Ces contributions doivent être déclarées et payées à l'appui des formulaires de TVA en fonction du régime d'imposition à la TVA :
- Pour le contribuable relevant du régime normal de TVA, cette contribution sera déclarée sur le formulaire n°3310-A qui doit être déposé au titre du mois ou du trimestre au cours duquel la taxe est devenue exigible.
- Pour le contribuable relevant du régime simplifié d'imposition de TVA, cette contribution sera déclarée sur le formulaire n°3517-S qui doit être déposé au titre de l'exercice au cours duquel la taxe est devenue exigible.

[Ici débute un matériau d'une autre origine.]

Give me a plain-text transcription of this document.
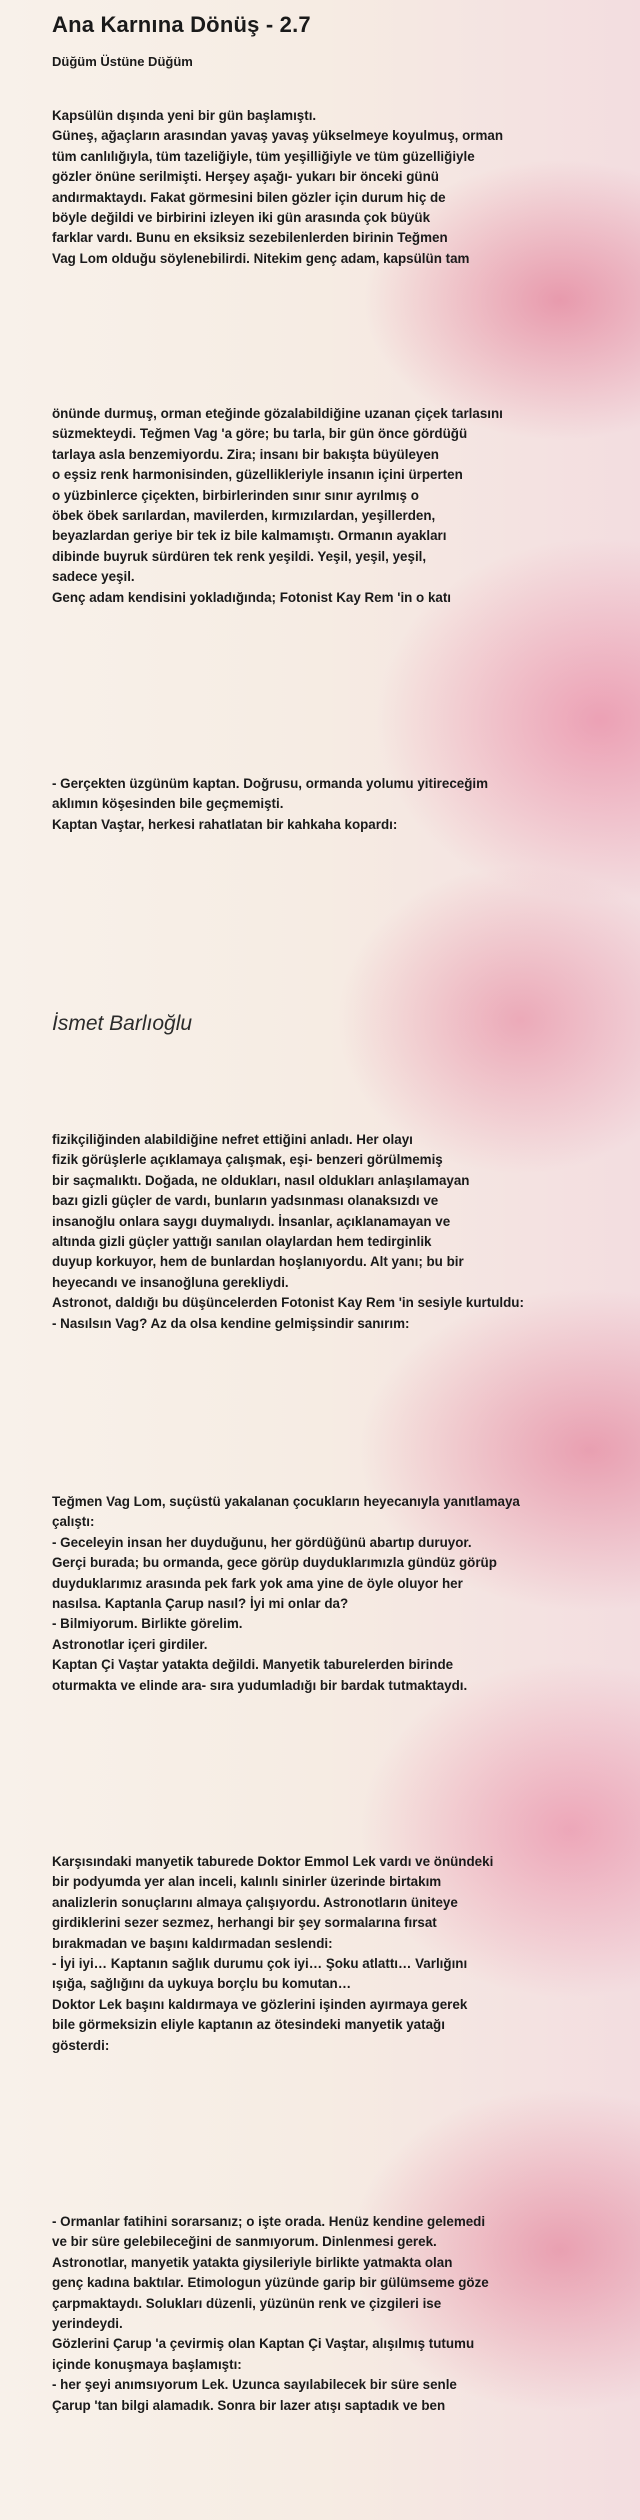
Ana Karnına Dönüş - 2.7
Düğüm Üstüne Düğüm
Kapsülün dışında yeni bir gün başlamıştı.
Güneş, ağaçların arasından yavaş yavaş yükselmeye koyulmuş, orman
tüm canlılığıyla, tüm tazeliğiyle, tüm yeşilliğiyle ve tüm güzelliğiyle
gözler önüne serilmişti. Herşey aşağı- yukarı bir önceki günü
andırmaktaydı. Fakat görmesini bilen gözler için durum hiç de
böyle değildi ve birbirini izleyen iki gün arasında çok büyük
farklar vardı. Bunu en eksiksiz sezebilenlerden birinin Teğmen
Vag Lom olduğu söylenebilirdi. Nitekim genç adam, kapsülün tam
önünde durmuş, orman eteğinde gözalabildiğine uzanan çiçek tarlasını
süzmekteydi. Teğmen Vag 'a göre; bu tarla, bir gün önce gördüğü
tarlaya asla benzemiyordu. Zira; insanı bir bakışta büyüleyen
o eşsiz renk harmonisinden, güzellikleriyle insanın içini ürperten
o yüzbinlerce çiçekten, birbirlerinden sınır sınır ayrılmış o
öbek öbek sarılardan, mavilerden, kırmızılardan, yeşillerden,
beyazlardan geriye bir tek iz bile kalmamıştı. Ormanın ayakları
dibinde buyruk sürdüren tek renk yeşildi. Yeşil, yeşil, yeşil,
sadece yeşil.
Genç adam kendisini yokladığında; Fotonist Kay Rem 'in o katı
- Gerçekten üzgünüm kaptan. Doğrusu, ormanda yolumu yitireceğim
aklımın köşesinden bile geçmemişti.
Kaptan Vaştar, herkesi rahatlatan bir kahkaha kopardı:
İsmet Barlıoğlu
fizikçiliğinden alabildiğine nefret ettiğini anladı. Her olayı
fizik görüşlerle açıklamaya çalışmak, eşi- benzeri görülmemiş
bir saçmalıktı. Doğada, ne oldukları, nasıl oldukları anlaşılamayan
bazı gizli güçler de vardı, bunların yadsınması olanaksızdı ve
insanoğlu onlara saygı duymalıydı. İnsanlar, açıklanamayan ve
altında gizli güçler yattığı sanılan olaylardan hem tedirginlik
duyup korkuyor, hem de bunlardan hoşlanıyordu. Alt yanı; bu bir
heyecandı ve insanoğluna gerekliydi.
Astronot, daldığı bu düşüncelerden Fotonist Kay Rem 'in sesiyle kurtuldu:
- Nasılsın Vag? Az da olsa kendine gelmişsindir sanırım:
Teğmen Vag Lom, suçüstü yakalanan çocukların heyecanıyla yanıtlamaya
çalıştı:
- Geceleyin insan her duyduğunu, her gördüğünü abartıp duruyor.
Gerçi burada; bu ormanda, gece görüp duyduklarımızla gündüz görüp
duyduklarımız arasında pek fark yok ama yine de öyle oluyor her
nasılsa. Kaptanla Çarup nasıl? İyi mi onlar da?
- Bilmiyorum. Birlikte görelim.
Astronotlar içeri girdiler.
Kaptan Çi Vaştar yatakta değildi. Manyetik taburelerden birinde
oturmakta ve elinde ara- sıra yudumladığı bir bardak tutmaktaydı.
Karşısındaki manyetik taburede Doktor Emmol Lek vardı ve önündeki
bir podyumda yer alan inceli, kalınlı sinirler üzerinde birtakım
analizlerin sonuçlarını almaya çalışıyordu. Astronotların üniteye
girdiklerini sezer sezmez, herhangi bir şey sormalarına fırsat
bırakmadan ve başını kaldırmadan seslendi:
- İyi iyi… Kaptanın sağlık durumu çok iyi… Şoku atlattı… Varlığını
ışığa, sağlığını da uykuya borçlu bu komutan…
Doktor Lek başını kaldırmaya ve gözlerini işinden ayırmaya gerek
bile görmeksizin eliyle kaptanın az ötesindeki manyetik yatağı
gösterdi:
- Ormanlar fatihini sorarsanız; o işte orada. Henüz kendine gelemedi
ve bir süre gelebileceğini de sanmıyorum. Dinlenmesi gerek.
Astronotlar, manyetik yatakta giysileriyle birlikte yatmakta olan
genç kadına baktılar. Etimologun yüzünde garip bir gülümseme göze
çarpmaktaydı. Solukları düzenli, yüzünün renk ve çizgileri ise
yerindeydi.
Gözlerini Çarup 'a çevirmiş olan Kaptan Çi Vaştar, alışılmış tutumu
içinde konuşmaya başlamıştı:
- her şeyi anımsıyorum Lek. Uzunca sayılabilecek bir süre senle
Çarup 'tan bilgi alamadık. Sonra bir lazer atışı saptadık ve ben
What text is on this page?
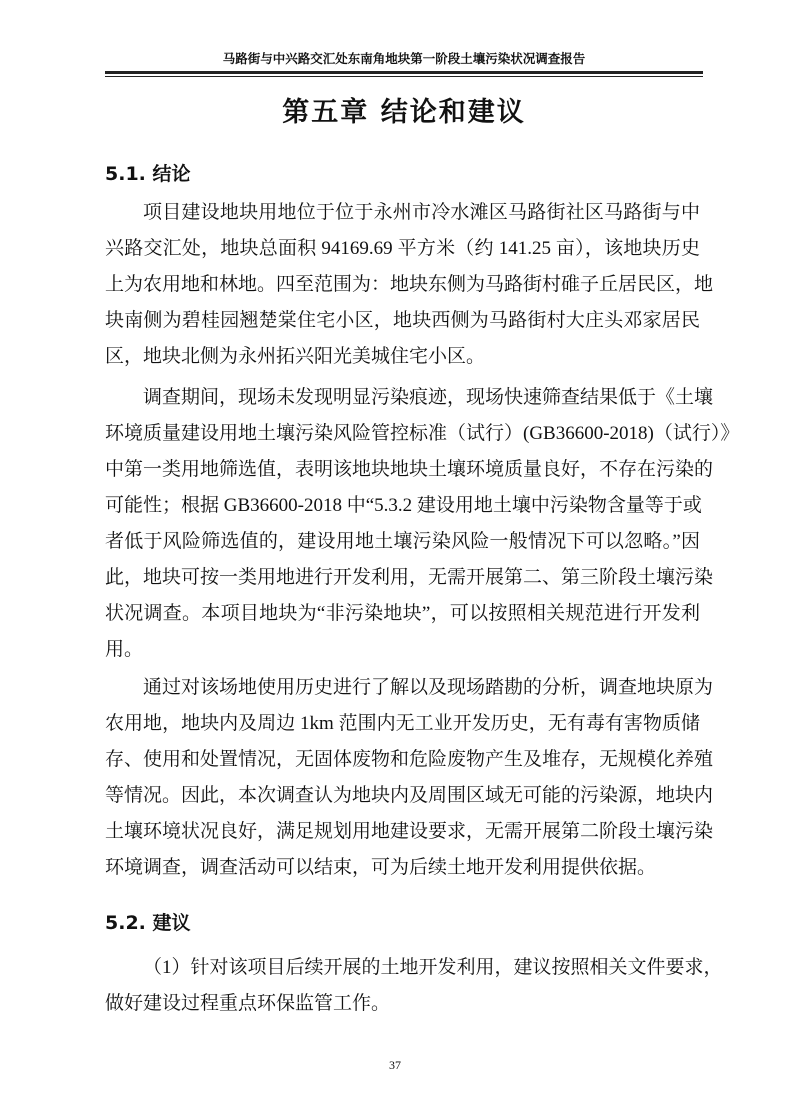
马路街与中兴路交汇处东南角地块第一阶段土壤污染状况调查报告
第五章 结论和建议
5.1. 结论
项目建设地块用地位于位于永州市冷水滩区马路街社区马路街与中
兴路交汇处，地块总面积 94169.69 平方米（约 141.25 亩），该地块历史
上为农用地和林地。四至范围为：地块东侧为马路街村碓子丘居民区，地
块南侧为碧桂园翘楚棠住宅小区，地块西侧为马路街村大庄头邓家居民
区，地块北侧为永州拓兴阳光美城住宅小区。
调查期间，现场未发现明显污染痕迹，现场快速筛查结果低于《土壤
环境质量建设用地土壤污染风险管控标准（试行）(GB36600-2018)（试行）》
中第一类用地筛选值，表明该地块地块土壤环境质量良好，不存在污染的
可能性；根据 GB36600-2018 中“5.3.2 建设用地土壤中污染物含量等于或
者低于风险筛选值的，建设用地土壤污染风险一般情况下可以忽略。”因
此，地块可按一类用地进行开发利用，无需开展第二、第三阶段土壤污染
状况调查。本项目地块为“非污染地块”，可以按照相关规范进行开发利
用。
通过对该场地使用历史进行了解以及现场踏勘的分析，调查地块原为
农用地，地块内及周边 1km 范围内无工业开发历史，无有毒有害物质储
存、使用和处置情况，无固体废物和危险废物产生及堆存，无规模化养殖
等情况。因此，本次调查认为地块内及周围区域无可能的污染源，地块内
土壤环境状况良好，满足规划用地建设要求，无需开展第二阶段土壤污染
环境调查，调查活动可以结束，可为后续土地开发利用提供依据。
5.2. 建议
（1）针对该项目后续开展的土地开发利用，建议按照相关文件要求，
做好建设过程重点环保监管工作。
37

- Pour les autres contribuables, cette contribution sera déclarée sur le formulaire n°3310-A qui doit être déposé au plus tard le 25 avril de l'année qui suit celle au cours de laquelle la taxe est devenue exigible.
Coca-Cola Europacific Partners France : Évolution et Conformité
Coca-Cola Europacific Partners France, anciennement COCA-COLA EUROPEAN PARTNERS FRANCE, est une entreprise active dans la production et la commercialisation de boissons rafraîchissantes sans alcool, ainsi que dans les services d'entretien et de maintenance de matériels.
L'entreprise, sous ses différentes dénominations, a connu plusieurs modifications administratives et de direction au fil des ans :
- 27/09/2021 : Modification de la dénomination de COCA-COLA EUROPEAN PARTNERS FRANCE à COCA-COLA EUROPACIFIC PARTNERS FRANCE.
- 31/07/2020 : Modification survenue sur l'administration.
- 17/07/2020 : Nomination de Monsieur François GAY-BELLILE en tant que Président.
Ces changements témoignent de l'adaptation constante de l'entreprise aux évolutions du marché et aux exigences réglementaires.
En conclusion, la TVA et les taxes sur les boissons en France sont des éléments complexes qui nécessitent une attention particulière de la part des entreprises du secteur. Coca-Cola, comme toute autre entreprise, doit se conformer à ces réglementations pour assurer sa pérennité et sa conformité fiscale.